Hollywood’s oldest casting trick in the book might crumble under our nausea with the elite - a natural follow up to the nepo baby scandals that shook our social media consciousness only just over two years ago. Currently, we’re in another intense height of global economic and political collapse. And A List actors are starting to represent the indicators of this finite recession. From the aforementioned nepo babies, to reboots and prequels for box office films we didn’t ask for, to the shows we loved that streaming platforms pulled the plug on for “viewership issues” — which should really be identified as “promotional issues” — audiences are feeling fatigued by the lack of effort. And we’re being told that the higher-ups may not care.
This week, Kharmel Cochrane, the casting director for Emerald Fennell's new film, Wuthering Heights, an adapted feature from the renowned Emily Brontë novel, spoke out against the current controversy over its leading call sheet. The casting choices made flames when social media received knowledge that Margot Robbie would play Catherine, and Healthcliff, who in the book, was described to be racially ambiguous with darker skin — two things a white Australian actor is not, was a role given to Jacob Elordi. In defense of these decisions, Cochrane told Deadline: “There was one Instagram comment that said the casting director should be shot… But just wait till you see it, and then you can decide whether you want to shoot me or not. But you really don’t need to be accurate. It’s just a book. That is not based on real life. It’s all art.”

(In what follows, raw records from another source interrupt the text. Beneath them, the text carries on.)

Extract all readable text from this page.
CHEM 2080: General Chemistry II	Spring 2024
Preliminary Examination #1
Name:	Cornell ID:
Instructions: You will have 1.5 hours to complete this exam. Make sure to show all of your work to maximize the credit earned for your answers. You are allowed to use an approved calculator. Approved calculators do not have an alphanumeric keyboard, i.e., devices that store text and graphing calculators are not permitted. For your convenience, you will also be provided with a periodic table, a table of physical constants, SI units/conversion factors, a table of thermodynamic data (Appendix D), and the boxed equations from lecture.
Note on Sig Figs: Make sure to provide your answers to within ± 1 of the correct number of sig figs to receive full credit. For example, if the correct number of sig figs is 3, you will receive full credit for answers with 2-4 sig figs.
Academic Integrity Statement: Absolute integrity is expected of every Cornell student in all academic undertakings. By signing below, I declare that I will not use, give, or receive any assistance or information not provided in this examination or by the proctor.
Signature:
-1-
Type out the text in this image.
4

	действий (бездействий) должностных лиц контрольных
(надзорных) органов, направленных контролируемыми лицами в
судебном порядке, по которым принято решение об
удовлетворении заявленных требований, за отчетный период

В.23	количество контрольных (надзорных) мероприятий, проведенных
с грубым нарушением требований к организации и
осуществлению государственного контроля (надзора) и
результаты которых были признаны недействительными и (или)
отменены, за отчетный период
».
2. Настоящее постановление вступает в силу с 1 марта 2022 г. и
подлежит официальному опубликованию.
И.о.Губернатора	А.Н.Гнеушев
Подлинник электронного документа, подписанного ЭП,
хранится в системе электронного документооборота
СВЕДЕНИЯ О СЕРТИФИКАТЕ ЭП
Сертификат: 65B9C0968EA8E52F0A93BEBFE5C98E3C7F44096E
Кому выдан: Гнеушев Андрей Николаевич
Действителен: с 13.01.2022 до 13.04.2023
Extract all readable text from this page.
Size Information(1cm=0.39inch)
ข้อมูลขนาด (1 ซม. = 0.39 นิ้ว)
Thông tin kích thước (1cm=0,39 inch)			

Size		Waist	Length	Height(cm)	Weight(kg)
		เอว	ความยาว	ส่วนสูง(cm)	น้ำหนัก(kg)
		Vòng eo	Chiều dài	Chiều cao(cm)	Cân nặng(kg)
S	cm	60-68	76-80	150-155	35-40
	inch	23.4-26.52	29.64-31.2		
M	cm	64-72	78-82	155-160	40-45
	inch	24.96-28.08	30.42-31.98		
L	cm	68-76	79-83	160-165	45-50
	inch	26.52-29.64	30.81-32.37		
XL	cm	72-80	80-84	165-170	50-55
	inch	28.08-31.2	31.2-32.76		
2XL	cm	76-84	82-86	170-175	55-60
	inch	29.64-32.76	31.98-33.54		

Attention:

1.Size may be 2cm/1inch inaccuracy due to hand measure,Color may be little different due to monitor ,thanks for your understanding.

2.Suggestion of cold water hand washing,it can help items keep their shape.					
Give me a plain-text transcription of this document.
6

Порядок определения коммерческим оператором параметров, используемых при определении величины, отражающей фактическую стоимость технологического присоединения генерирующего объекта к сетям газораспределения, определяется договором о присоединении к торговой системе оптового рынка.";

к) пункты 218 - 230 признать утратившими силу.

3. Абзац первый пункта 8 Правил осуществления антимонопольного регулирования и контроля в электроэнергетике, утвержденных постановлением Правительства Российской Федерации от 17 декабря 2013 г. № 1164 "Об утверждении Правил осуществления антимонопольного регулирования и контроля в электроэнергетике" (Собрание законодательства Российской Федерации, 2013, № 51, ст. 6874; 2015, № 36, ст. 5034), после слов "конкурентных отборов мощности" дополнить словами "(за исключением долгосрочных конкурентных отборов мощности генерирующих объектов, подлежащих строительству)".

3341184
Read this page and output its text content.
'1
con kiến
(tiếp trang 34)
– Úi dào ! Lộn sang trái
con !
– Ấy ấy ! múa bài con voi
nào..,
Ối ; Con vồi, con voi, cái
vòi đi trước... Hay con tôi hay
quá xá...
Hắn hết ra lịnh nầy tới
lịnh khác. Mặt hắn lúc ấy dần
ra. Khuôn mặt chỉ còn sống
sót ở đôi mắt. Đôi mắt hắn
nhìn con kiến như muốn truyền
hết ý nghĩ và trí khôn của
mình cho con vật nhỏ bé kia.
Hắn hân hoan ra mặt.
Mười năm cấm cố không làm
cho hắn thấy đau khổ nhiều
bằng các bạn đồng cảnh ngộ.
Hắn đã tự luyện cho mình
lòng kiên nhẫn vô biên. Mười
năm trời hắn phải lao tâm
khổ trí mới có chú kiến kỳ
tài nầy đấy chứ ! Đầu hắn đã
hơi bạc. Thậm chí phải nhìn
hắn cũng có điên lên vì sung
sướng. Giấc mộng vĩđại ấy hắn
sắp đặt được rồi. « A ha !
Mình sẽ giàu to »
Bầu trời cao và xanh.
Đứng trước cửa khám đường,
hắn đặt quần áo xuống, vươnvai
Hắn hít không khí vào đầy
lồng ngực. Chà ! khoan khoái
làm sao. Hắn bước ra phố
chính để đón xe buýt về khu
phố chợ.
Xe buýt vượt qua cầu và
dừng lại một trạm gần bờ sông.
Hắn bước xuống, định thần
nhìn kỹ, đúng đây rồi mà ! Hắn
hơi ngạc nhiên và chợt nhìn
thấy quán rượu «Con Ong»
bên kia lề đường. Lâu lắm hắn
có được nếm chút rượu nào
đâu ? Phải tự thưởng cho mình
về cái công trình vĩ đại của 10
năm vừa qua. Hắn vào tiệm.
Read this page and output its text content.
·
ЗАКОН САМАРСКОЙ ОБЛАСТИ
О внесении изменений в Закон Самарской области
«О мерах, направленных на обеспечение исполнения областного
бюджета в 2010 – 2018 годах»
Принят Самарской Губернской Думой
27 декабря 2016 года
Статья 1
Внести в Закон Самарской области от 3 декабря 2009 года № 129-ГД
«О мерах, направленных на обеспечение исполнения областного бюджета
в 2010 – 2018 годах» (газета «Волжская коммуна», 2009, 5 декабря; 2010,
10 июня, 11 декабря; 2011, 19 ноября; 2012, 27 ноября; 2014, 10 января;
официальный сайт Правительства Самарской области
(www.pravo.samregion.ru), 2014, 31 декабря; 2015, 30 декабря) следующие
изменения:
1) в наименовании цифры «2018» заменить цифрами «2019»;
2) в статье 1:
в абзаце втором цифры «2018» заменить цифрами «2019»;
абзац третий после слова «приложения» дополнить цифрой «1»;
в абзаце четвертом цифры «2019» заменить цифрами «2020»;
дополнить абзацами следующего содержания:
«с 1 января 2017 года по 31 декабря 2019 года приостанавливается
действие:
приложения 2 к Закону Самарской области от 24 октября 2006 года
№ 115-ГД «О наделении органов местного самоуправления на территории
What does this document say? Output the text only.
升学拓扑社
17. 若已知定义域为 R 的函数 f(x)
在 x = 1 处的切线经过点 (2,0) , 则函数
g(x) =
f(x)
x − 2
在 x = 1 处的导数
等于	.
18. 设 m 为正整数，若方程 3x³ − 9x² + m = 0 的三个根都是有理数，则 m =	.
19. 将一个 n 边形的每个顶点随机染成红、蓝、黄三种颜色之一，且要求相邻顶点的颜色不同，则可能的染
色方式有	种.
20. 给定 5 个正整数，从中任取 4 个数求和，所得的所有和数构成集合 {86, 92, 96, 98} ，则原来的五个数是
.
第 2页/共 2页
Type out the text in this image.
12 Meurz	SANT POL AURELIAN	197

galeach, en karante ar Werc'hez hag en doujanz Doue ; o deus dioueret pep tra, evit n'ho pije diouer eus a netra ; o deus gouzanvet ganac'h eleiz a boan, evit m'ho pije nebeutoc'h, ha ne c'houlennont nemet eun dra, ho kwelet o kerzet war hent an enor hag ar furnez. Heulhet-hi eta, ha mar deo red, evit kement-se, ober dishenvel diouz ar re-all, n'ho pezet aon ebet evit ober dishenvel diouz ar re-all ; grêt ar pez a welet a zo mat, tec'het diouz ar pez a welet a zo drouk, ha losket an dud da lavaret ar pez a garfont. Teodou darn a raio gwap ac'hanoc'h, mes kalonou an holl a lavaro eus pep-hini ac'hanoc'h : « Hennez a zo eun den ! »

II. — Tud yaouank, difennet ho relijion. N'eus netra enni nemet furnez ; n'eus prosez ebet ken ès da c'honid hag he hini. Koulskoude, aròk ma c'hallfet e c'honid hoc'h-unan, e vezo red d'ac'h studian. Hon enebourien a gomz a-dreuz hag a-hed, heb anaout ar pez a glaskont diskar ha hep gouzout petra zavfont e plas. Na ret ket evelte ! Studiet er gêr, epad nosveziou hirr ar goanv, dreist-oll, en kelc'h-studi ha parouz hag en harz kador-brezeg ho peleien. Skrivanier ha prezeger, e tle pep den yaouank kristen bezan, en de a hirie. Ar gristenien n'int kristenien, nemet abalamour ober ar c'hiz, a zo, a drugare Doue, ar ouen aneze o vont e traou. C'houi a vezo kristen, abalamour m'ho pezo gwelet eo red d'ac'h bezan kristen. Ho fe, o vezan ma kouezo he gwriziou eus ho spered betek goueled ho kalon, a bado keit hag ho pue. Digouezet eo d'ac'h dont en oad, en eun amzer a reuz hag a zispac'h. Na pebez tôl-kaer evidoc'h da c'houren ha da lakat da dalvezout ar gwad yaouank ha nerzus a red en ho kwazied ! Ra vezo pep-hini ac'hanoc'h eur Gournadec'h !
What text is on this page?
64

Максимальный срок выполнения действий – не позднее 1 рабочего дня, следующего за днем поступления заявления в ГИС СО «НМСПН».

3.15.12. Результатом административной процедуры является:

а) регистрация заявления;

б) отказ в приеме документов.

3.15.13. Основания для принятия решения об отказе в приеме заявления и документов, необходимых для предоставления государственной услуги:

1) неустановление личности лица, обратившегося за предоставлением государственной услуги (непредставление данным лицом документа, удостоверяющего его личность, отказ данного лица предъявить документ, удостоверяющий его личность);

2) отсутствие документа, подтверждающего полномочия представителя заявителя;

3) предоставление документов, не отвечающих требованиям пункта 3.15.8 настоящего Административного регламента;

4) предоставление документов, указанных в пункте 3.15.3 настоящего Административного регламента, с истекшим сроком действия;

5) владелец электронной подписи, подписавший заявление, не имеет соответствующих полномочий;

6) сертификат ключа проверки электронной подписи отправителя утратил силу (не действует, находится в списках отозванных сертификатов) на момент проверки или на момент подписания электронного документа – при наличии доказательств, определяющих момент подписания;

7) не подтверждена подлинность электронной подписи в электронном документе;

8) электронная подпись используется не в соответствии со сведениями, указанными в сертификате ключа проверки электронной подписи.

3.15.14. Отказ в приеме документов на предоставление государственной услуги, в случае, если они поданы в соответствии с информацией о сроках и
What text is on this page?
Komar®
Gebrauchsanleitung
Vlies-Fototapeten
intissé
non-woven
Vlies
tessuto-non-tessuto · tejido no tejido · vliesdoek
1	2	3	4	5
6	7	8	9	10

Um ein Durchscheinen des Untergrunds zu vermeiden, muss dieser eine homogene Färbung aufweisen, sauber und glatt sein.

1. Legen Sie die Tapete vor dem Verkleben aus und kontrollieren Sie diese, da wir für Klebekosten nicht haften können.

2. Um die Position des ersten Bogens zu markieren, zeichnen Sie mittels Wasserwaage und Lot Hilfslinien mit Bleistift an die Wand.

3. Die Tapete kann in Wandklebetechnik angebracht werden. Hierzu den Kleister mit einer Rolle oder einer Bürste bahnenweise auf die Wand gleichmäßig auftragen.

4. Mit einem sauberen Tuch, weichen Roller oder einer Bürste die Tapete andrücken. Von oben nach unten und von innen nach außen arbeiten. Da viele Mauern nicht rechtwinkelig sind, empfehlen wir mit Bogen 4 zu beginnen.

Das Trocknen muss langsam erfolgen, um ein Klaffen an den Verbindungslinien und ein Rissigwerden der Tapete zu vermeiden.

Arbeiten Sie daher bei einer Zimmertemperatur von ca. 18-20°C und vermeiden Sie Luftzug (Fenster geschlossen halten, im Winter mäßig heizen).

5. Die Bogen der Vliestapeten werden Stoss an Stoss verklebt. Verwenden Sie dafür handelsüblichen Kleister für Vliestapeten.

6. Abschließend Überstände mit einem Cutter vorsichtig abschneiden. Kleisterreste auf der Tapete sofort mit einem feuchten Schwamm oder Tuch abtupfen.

When Cochrane says, “it’s just a book” to defend her disinterest to cast accurately, it shows negligence to the art that they’re recreating — a lack of overall comprehension that they are, in fact, recreating. Was it just a book when Fennell was inspired by it? It is now because they have casting preferences to aestheticise? Are the power dynamics and morals Brontë was trying to bring forth with Healthcliff’s character not worthy of mention, why are these the artistic choices that can be replaced? Which means not only is literature replaceable, but the humans that inspired it - because Healthcliff is based on real life,
“Because he is a representation of the people of colour that exist - who live, are also replaceable.”
Recently, Stranger Things actress, Maya Hawke was on the Happy Sad Confused podcast, and spoke to the new requirement for casting directors: Followers. Hawke said, “I’m talking about deleting my Instagram and [some directors are] like, ‘Just so you know when I’m casting a movie with some producers, they hand me a sheet with the amount of collective followers I have to get from the cast.’” But what about Hawke’s experience? Does Asteroid City, Once Upon a Time in Hollywood, and Maestro mean nothing? What does it say that Hawke, who’s recognised her career privileges as the daughter of Uma Thurman and Ethan Hawke, can also be seen at the bottom of the casting food chain by producer’s new requisite of minimum followers to assure boosting sales.
When did one of the most creative industries become so avoidant of spontaneity? Creativity? Great failures? When did our art become so green of income and not of emotion or feeling? Hollywood gave up its soul to the box office a long time ago, and it won’t regain it back through the Billionaire Boys Club known as A List Actors.